In the past, rapid-acting insulin lispro and the basal insulin ILPS have been formulated in different ratios in search of an optimal bolus-basal combination. Heise et al. (17) compared the pharmacokinetic and pharmacodynamic profiles of various mix formulations of these two insulins (i.e. 100%, 75%, 50% and 25% insulin lispro). That study suggested increased insulin serum levels were achieved with increasing proportions of insulin lispro in a linear dose-dependent manner. Similarly, Schwartz et al. (18) compared human insulin mix 30 with insulin lispro mix 25 and LM50 in a test meal after a single injection. They concluded insulin lispro mixtures were associated with better PPBG control than human insulin, and greater proportions of rapid-acting insulin lispro within the mixture were associated with better PPBG control. In another clinical trial, LM50 provided better postprandial glycaemic control after a test breakfast rich in carbohydrates compared with a similar dose of insulin lispro mix 25. Specifically, LM50 given before the standard breakfast was found to be more effective in controlling the 2-h PPBG and the 2-h PPBG excursion compared with insulin lispro mix 25 given before the same meal. The two treatments were found to be equivalent in terms of FBG, HbA1c and incidence of hypoglycaemia (19).
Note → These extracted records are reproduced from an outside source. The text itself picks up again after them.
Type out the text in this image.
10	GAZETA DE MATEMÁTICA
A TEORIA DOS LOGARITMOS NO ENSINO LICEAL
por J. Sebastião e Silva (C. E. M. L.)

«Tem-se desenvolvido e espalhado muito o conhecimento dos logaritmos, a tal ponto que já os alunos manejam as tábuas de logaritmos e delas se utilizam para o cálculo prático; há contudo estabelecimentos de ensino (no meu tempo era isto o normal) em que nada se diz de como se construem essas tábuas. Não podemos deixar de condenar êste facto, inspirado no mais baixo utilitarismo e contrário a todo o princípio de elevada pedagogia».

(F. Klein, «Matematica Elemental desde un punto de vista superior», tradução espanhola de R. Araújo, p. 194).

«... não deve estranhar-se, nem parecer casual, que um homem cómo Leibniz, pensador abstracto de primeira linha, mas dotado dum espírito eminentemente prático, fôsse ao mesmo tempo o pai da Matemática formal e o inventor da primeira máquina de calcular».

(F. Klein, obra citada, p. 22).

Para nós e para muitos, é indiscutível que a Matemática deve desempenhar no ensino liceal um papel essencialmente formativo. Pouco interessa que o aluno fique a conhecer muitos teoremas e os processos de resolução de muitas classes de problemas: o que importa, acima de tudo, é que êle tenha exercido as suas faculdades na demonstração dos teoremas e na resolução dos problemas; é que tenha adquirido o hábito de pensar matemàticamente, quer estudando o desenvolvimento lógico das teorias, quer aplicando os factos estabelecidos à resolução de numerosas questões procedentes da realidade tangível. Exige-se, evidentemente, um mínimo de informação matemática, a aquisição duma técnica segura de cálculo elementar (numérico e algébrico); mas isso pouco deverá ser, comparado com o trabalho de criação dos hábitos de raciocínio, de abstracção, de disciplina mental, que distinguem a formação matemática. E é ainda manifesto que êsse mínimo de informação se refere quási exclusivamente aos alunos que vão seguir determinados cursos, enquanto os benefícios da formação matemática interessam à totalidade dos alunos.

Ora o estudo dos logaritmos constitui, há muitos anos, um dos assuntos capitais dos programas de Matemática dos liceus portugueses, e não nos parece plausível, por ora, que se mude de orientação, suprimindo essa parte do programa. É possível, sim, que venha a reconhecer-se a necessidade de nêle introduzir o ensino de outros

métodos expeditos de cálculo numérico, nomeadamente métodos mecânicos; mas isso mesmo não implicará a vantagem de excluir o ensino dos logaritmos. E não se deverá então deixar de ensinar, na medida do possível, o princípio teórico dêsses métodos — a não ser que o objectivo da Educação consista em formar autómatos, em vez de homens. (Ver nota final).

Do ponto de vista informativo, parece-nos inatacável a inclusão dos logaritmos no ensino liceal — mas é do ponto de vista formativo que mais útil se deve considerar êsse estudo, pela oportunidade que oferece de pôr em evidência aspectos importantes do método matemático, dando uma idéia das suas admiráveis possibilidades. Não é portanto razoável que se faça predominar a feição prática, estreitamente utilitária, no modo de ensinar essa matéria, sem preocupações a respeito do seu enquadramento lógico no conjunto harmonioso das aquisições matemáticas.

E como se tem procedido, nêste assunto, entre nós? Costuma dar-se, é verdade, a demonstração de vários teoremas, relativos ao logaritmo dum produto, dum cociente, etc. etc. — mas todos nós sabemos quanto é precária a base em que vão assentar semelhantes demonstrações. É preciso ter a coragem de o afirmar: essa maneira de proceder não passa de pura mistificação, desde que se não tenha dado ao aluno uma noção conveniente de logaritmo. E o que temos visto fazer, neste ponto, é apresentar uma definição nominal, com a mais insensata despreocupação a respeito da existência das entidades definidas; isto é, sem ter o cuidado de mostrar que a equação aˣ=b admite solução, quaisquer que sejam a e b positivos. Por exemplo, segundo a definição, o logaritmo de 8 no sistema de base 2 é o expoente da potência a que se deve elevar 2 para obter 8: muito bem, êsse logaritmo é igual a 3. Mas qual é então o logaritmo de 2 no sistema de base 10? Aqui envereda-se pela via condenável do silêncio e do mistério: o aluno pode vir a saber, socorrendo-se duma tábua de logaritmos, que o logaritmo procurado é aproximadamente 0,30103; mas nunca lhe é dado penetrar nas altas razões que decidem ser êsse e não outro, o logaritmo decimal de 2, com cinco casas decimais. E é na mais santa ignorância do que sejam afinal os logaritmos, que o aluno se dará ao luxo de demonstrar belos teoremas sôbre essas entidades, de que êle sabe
Our results show that 1- and 2-h PPBG excursions were significantly better controlled with LM50 when compared with those with human insulin mix 50. In addition, LM50 provided significantly lower mean 2-h, but not 1-h, PPBG. Although, there was no significant change in FBG from baseline to end-point in either treatment group, the slight increase in FBG with LM50 and slight decrease with human insulin mix 50 resulted in a statistically significant difference between groups at end-point. An explanation for this difference in FBG results could be that the effect of human insulin lasts longer than lispro and has some overlap with human insulin isophane suspension for the morning glucose.
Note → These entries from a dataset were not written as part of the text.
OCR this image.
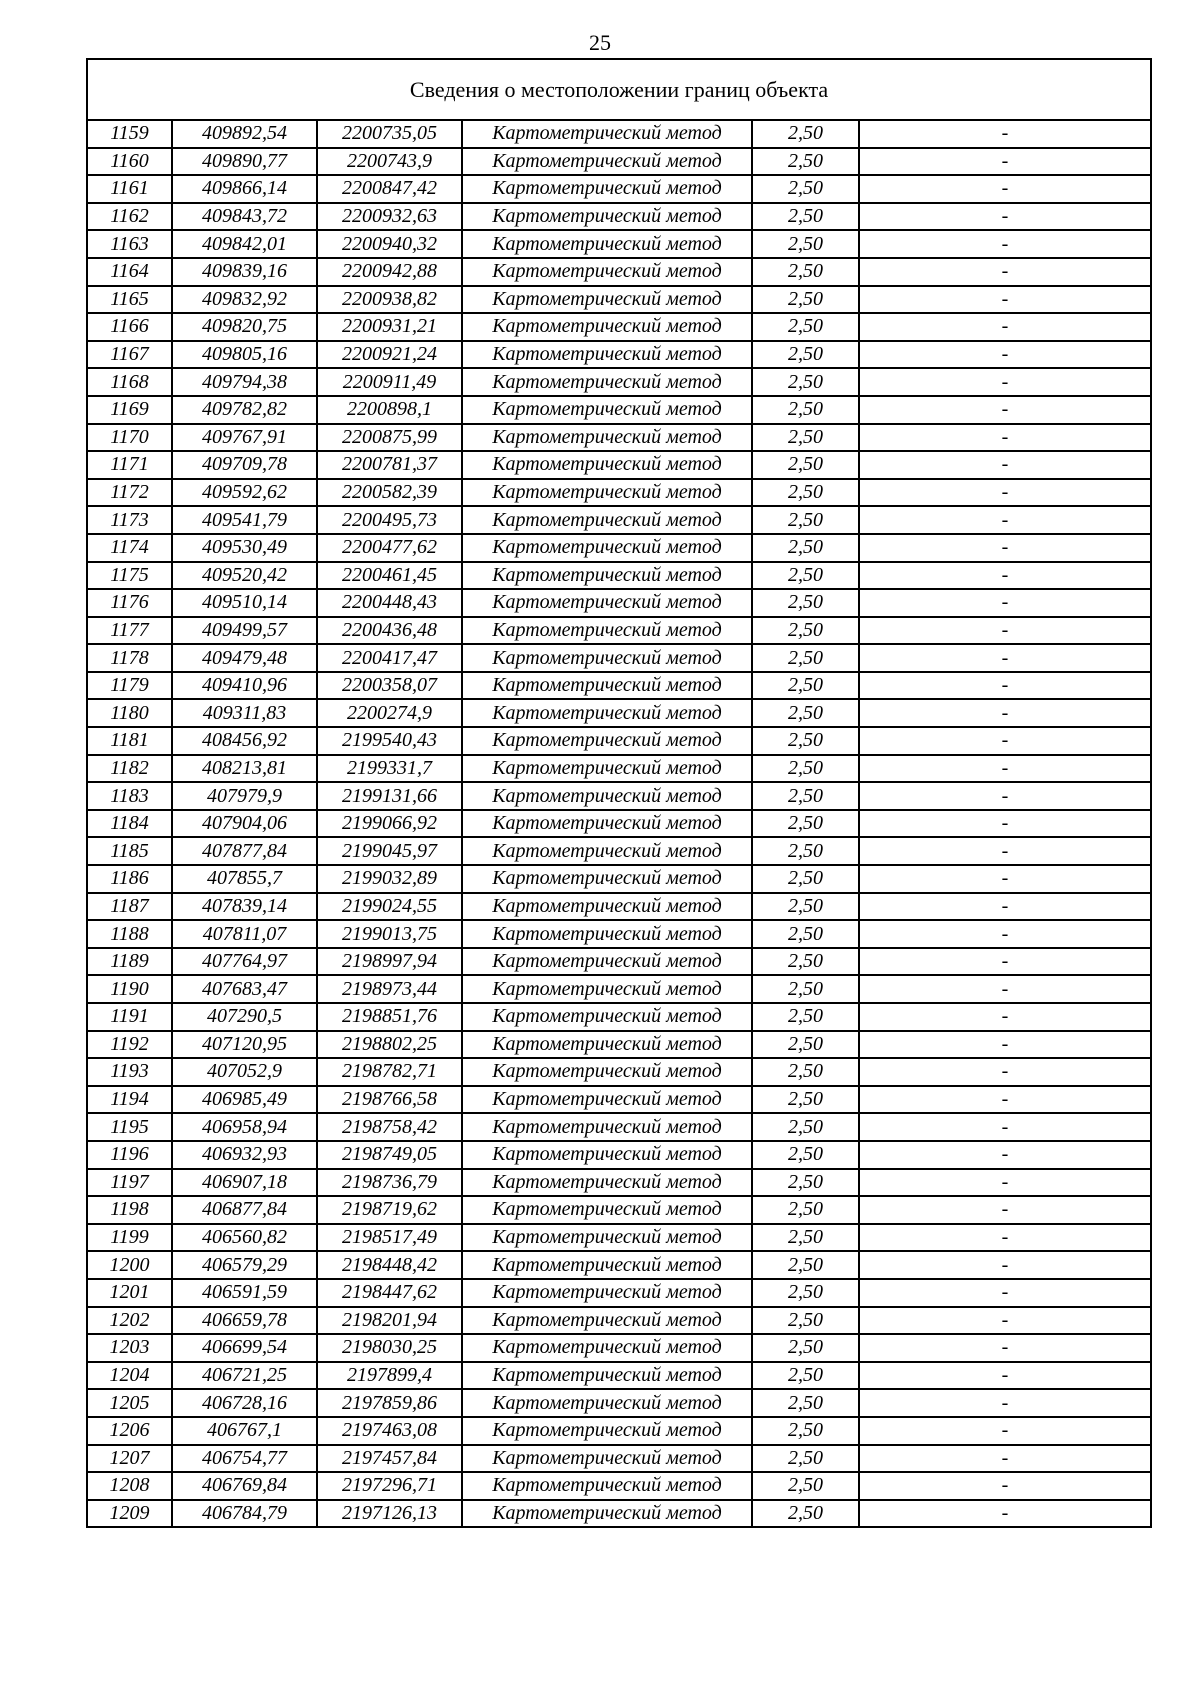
25
Сведения о местоположении границ объекта					
1159	409892,54	2200735,05	Картометрический метод	2,50	-
1160	409890,77	2200743,9	Картометрический метод	2,50	-
1161	409866,14	2200847,42	Картометрический метод	2,50	-
1162	409843,72	2200932,63	Картометрический метод	2,50	-
1163	409842,01	2200940,32	Картометрический метод	2,50	-
1164	409839,16	2200942,88	Картометрический метод	2,50	-
1165	409832,92	2200938,82	Картометрический метод	2,50	-
1166	409820,75	2200931,21	Картометрический метод	2,50	-
1167	409805,16	2200921,24	Картометрический метод	2,50	-
1168	409794,38	2200911,49	Картометрический метод	2,50	-
1169	409782,82	2200898,1	Картометрический метод	2,50	-
1170	409767,91	2200875,99	Картометрический метод	2,50	-
1171	409709,78	2200781,37	Картометрический метод	2,50	-
1172	409592,62	2200582,39	Картометрический метод	2,50	-
1173	409541,79	2200495,73	Картометрический метод	2,50	-
1174	409530,49	2200477,62	Картометрический метод	2,50	-
1175	409520,42	2200461,45	Картометрический метод	2,50	-
1176	409510,14	2200448,43	Картометрический метод	2,50	-
1177	409499,57	2200436,48	Картометрический метод	2,50	-
1178	409479,48	2200417,47	Картометрический метод	2,50	-
1179	409410,96	2200358,07	Картометрический метод	2,50	-
1180	409311,83	2200274,9	Картометрический метод	2,50	-
1181	408456,92	2199540,43	Картометрический метод	2,50	-
1182	408213,81	2199331,7	Картометрический метод	2,50	-
1183	407979,9	2199131,66	Картометрический метод	2,50	-
1184	407904,06	2199066,92	Картометрический метод	2,50	-
1185	407877,84	2199045,97	Картометрический метод	2,50	-
1186	407855,7	2199032,89	Картометрический метод	2,50	-
1187	407839,14	2199024,55	Картометрический метод	2,50	-
1188	407811,07	2199013,75	Картометрический метод	2,50	-
1189	407764,97	2198997,94	Картометрический метод	2,50	-
1190	407683,47	2198973,44	Картометрический метод	2,50	-
1191	407290,5	2198851,76	Картометрический метод	2,50	-
1192	407120,95	2198802,25	Картометрический метод	2,50	-
1193	407052,9	2198782,71	Картометрический метод	2,50	-
1194	406985,49	2198766,58	Картометрический метод	2,50	-
1195	406958,94	2198758,42	Картометрический метод	2,50	-
1196	406932,93	2198749,05	Картометрический метод	2,50	-
1197	406907,18	2198736,79	Картометрический метод	2,50	-
1198	406877,84	2198719,62	Картометрический метод	2,50	-
1199	406560,82	2198517,49	Картометрический метод	2,50	-
1200	406579,29	2198448,42	Картометрический метод	2,50	-
1201	406591,59	2198447,62	Картометрический метод	2,50	-
1202	406659,78	2198201,94	Картометрический метод	2,50	-
1203	406699,54	2198030,25	Картометрический метод	2,50	-
1204	406721,25	2197899,4	Картометрический метод	2,50	-
1205	406728,16	2197859,86	Картометрический метод	2,50	-
1206	406767,1	2197463,08	Картометрический метод	2,50	-
1207	406754,77	2197457,84	Картометрический метод	2,50	-
1208	406769,84	2197296,71	Картометрический метод	2,50	-
1209	406784,79	2197126,13	Картометрический метод	2,50	-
Haemoglobin A1c was controlled equivalently with both treatments in this study. In an effort to correlate our FBG and PPBG results with HbA1c, we find guidance from a trial by Monnier et al. (3), which suggests that when HbA1c is in the range of 7.3–8.4%, FBG and PPBG contribute equally to HbA1c. In this study, the mean HbA1c values at end-point for LM50 and human insulin mix 50 were 7.59% and 7.61% respectively. So lower PPBG and higher FBG with LM50 may result in an equivalent HbA1c compared with human insulin. Thus, similar control of HbA1c with both treatments perhaps reflects the offsetting directions of PPBG and FBG between the two treatments.

No significant differences were observed between treatment groups in insulin-dose requirements of patients during the 12-week treatments. These observations are consistent with those of another 12-week trial that compared glycaemic control with fixed mixtures containing insulin lispro mix 25 vs. fixed mixtures containing human insulin mix 30 (20).
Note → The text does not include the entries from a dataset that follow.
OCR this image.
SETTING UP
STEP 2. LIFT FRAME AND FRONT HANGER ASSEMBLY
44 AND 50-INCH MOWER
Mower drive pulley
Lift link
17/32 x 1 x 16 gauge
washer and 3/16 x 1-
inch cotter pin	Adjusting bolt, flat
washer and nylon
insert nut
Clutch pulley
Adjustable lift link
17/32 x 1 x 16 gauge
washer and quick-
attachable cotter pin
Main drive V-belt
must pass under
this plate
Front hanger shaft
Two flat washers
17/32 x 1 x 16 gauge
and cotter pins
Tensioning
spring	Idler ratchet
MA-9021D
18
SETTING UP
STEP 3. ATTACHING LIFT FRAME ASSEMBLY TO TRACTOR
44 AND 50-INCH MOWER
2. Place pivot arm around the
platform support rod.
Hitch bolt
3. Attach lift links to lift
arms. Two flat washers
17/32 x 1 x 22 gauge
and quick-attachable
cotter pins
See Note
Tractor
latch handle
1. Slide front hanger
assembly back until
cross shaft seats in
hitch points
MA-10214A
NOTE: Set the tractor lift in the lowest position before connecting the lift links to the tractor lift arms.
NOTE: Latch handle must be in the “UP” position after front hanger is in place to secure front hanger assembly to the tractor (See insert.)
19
The 1 : 1 ratio of mealtime and basal insulins may not address needs associated with meals of all size and composition. To achieve adequate glycaemic control, insulins should be administered before each meal, with three times a day, which is the most common frequency. The twice-daily regimen of 1 : 1 mixtures employed here may not be appropriate for patients who consume three large meals per day.

Conclusively, LM50, well tolerated by patients over the 3-month treatment period, may be an appropriate substitute in patients who administer a human insulin mixture. This 1 : 1 ratio of insulin lispro and ILPS may provide similar HbA1c control and better PPBG control compared with human insulin mix 50 in insulin-requiring patients with type 1 or type 2 diabetes while providing the convenience of injecting immediately before meals. LM50 in a twice-a-day regimen may appeal to patients who do not want to compromise their high carbohydrate breakfast and dinner, and are willing to cut down the number of injections required per day.